Algunos años después, en la penumbra del amanecer, alguien camina por las empedradas calles de Panamá, el aceite se extingue en los faroles que apenas iluminan el portal del Palacio Arzobispal, se abre el portón de la caballeriza, una sombra ágil penetra sigilosamente sin que los monaguillos le detecten, atraviesa el jardín, sube la amplia escalera de piedra, avanza por el corredor, entra a un recinto, es la biblioteca, no es lo que busca, sale de nuevo, se dirige hacia lo que parece ser la habitación principal, abre la puerta y penetra en puntillas para no delatar su presencia, reconoce la fragancia inconfundible de la soledad, se dirige hacia el camastro, aparta el mosquitero, y  grita a quien duerme plácidamente:

-Sorpresa!

-Dios mío, eres tú! -logra balbucear Telésforo, el ahora obispo de Panamá.

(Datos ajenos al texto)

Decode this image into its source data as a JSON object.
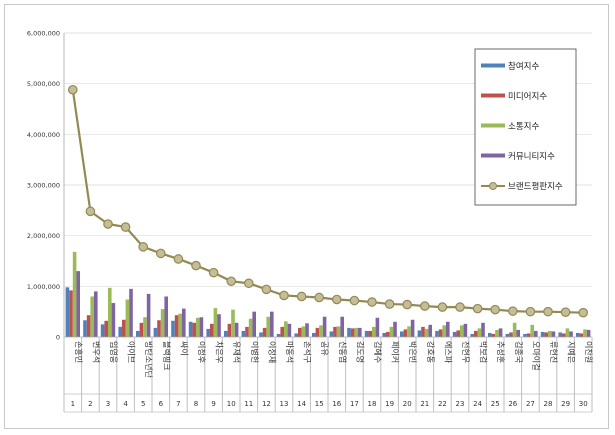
{
  "chart_data": {
    "type": "bar",
    "title": "",
    "xlabel": "",
    "ylabel": "",
    "ylim": [
      0,
      6000000
    ],
    "yticks": [
      "0",
      "1,000,000",
      "2,000,000",
      "3,000,000",
      "4,000,000",
      "5,000,000",
      "6,000,000"
    ],
    "ytick_values": [
      0,
      1000000,
      2000000,
      3000000,
      4000000,
      5000000,
      6000000
    ],
    "grid": true,
    "legend_position": "right",
    "categories": [
      "손흥민",
      "변우석",
      "임영웅",
      "아이브",
      "방탄소년단",
      "블랙핑크",
      "싸이",
      "이정후",
      "차은우",
      "유재석",
      "이병헌",
      "이정재",
      "마동석",
      "손석구",
      "공유",
      "신동엽",
      "김도영",
      "김혜수",
      "페이커",
      "박은빈",
      "강호동",
      "에스파",
      "전현무",
      "박보검",
      "추성훈",
      "김종국",
      "오마이걸",
      "류현진",
      "지예은",
      "이찬원"
    ],
    "ranks": [
      "1",
      "2",
      "3",
      "4",
      "5",
      "6",
      "7",
      "8",
      "9",
      "10",
      "11",
      "12",
      "13",
      "14",
      "15",
      "16",
      "17",
      "18",
      "19",
      "20",
      "21",
      "22",
      "23",
      "24",
      "25",
      "26",
      "27",
      "28",
      "29",
      "30"
    ],
    "series": [
      {
        "name": "참여지수",
        "type": "bar",
        "color": "#4f81bd",
        "values": [
          980000,
          330000,
          250000,
          200000,
          120000,
          180000,
          320000,
          300000,
          160000,
          120000,
          120000,
          90000,
          60000,
          70000,
          80000,
          110000,
          180000,
          120000,
          80000,
          110000,
          130000,
          120000,
          100000,
          60000,
          80000,
          60000,
          60000,
          100000,
          90000,
          80000
        ]
      },
      {
        "name": "미디어지수",
        "type": "bar",
        "color": "#c0504d",
        "values": [
          920000,
          430000,
          320000,
          340000,
          280000,
          330000,
          430000,
          280000,
          260000,
          260000,
          200000,
          180000,
          200000,
          180000,
          180000,
          200000,
          170000,
          120000,
          100000,
          150000,
          200000,
          150000,
          130000,
          120000,
          60000,
          90000,
          70000,
          90000,
          70000,
          70000
        ]
      },
      {
        "name": "소통지수",
        "type": "bar",
        "color": "#9bbb59",
        "values": [
          1680000,
          800000,
          970000,
          740000,
          390000,
          550000,
          460000,
          380000,
          570000,
          540000,
          360000,
          400000,
          310000,
          210000,
          230000,
          210000,
          180000,
          200000,
          200000,
          210000,
          160000,
          230000,
          230000,
          170000,
          140000,
          280000,
          240000,
          120000,
          170000,
          150000
        ]
      },
      {
        "name": "커뮤니티지수",
        "type": "bar",
        "color": "#8064a2",
        "values": [
          1300000,
          900000,
          670000,
          950000,
          850000,
          800000,
          560000,
          390000,
          450000,
          280000,
          500000,
          500000,
          260000,
          270000,
          400000,
          400000,
          180000,
          380000,
          300000,
          340000,
          240000,
          300000,
          260000,
          280000,
          170000,
          140000,
          120000,
          110000,
          110000,
          140000
        ]
      },
      {
        "name": "브랜드평판지수",
        "type": "line",
        "color": "#938953",
        "marker": "#c4bd97",
        "values": [
          4880000,
          2480000,
          2230000,
          2170000,
          1780000,
          1650000,
          1540000,
          1410000,
          1270000,
          1100000,
          1060000,
          940000,
          820000,
          800000,
          780000,
          740000,
          720000,
          690000,
          650000,
          640000,
          610000,
          590000,
          590000,
          560000,
          540000,
          510000,
          500000,
          500000,
          490000,
          480000
        ]
      }
    ]
  }
}
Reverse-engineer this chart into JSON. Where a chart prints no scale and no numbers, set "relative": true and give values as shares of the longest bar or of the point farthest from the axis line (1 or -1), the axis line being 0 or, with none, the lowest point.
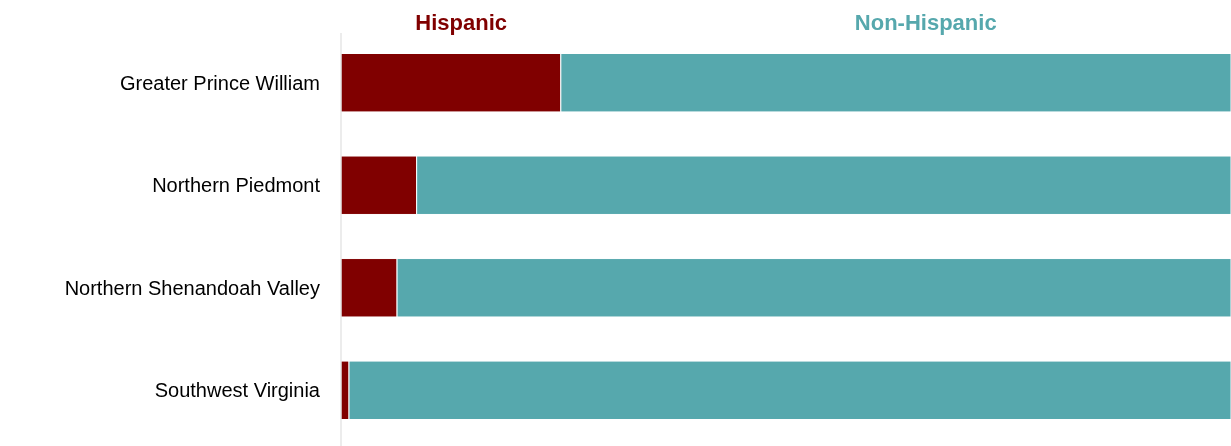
{
  "chart_data": {
    "type": "bar",
    "orientation": "horizontal",
    "stacked": true,
    "relative": true,
    "legend": "top",
    "categories": [
      "Greater Prince William",
      "Northern Piedmont",
      "Northern Shenandoah Valley",
      "Southwest Virginia"
    ],
    "series": [
      {
        "name": "Hispanic",
        "color": "#800000",
        "values": [
          0.247,
          0.085,
          0.063,
          0.009
        ]
      },
      {
        "name": "Non-Hispanic",
        "color": "#56a8ad",
        "values": [
          0.753,
          0.915,
          0.937,
          0.991
        ]
      }
    ]
  }
}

-Monseñor, toda profecia hecha en un muelle, tiene su bello dia!

Un ventarrón tropical asalta el corazón de Telésforo.

Tamara suelta su cabellera, el relámpago de su mano la despoja de la manta floreada, frente a la ventana su cuerpo está a contraluz,  el sol de occidente nace entre sus rodillas.

Fue la desnudes mas estremecedora  sobre las costas del istmo, un delirio desaforado y santo, en esa mañana de abril en que los dos comulgaron con sus mieles, entre petates y claveles, convencidos, que sobre las líneas de la mano,  cada quien escribe su sueño imposible.